Recommendation Systems
AI EngineerA recommendation system suggests items — products, articles, videos, songs — a user is likely to want next. Classical approaches split into collaborative filtering (“users like you also liked…”) and content-based filtering (“this is similar to what you just viewed”). Embeddings modernize both: represent every item as a vector, represent a user as an aggregate of the vectors they’ve engaged with, and recommending becomes a nearest-neighbor query — exactly the operation you’ve already learned.
This reframing matters because it means you don’t need a dedicated ML team to ship useful recommendations. If you have item embeddings in a vector database for search, you’re one query away from “related articles,” “similar products,” and “customers also viewed” features. Embedding-based recommendations also sidestep the cold-start problem for new items: a product with zero interaction history still has a description, and a description still embeds, so it’s recommendable from day one.

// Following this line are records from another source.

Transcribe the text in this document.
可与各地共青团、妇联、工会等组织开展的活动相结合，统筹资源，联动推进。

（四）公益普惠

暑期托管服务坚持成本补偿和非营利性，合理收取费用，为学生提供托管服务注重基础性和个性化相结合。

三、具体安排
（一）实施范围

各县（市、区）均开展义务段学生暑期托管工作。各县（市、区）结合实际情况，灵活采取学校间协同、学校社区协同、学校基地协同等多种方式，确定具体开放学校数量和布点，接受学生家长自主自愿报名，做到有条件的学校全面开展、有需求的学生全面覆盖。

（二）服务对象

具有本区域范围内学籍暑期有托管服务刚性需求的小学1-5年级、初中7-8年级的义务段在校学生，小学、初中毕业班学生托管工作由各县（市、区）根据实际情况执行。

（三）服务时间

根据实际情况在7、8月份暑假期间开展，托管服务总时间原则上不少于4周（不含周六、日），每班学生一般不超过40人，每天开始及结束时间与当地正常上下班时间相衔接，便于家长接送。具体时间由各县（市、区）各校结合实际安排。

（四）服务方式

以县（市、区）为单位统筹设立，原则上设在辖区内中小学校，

Concretely, you’ll embed item content (titles, descriptions, transcripts) and store the vectors with metadata. “Similar items” is a top_k query using an item’s own vector, excluding itself. For personalization, average the embeddings of a user’s recent interactions into a taste vector and query with that, then filter out already-seen items with metadata filters. From there you can layer on business rules, freshness boosts, or an LLM to explain why something was recommended.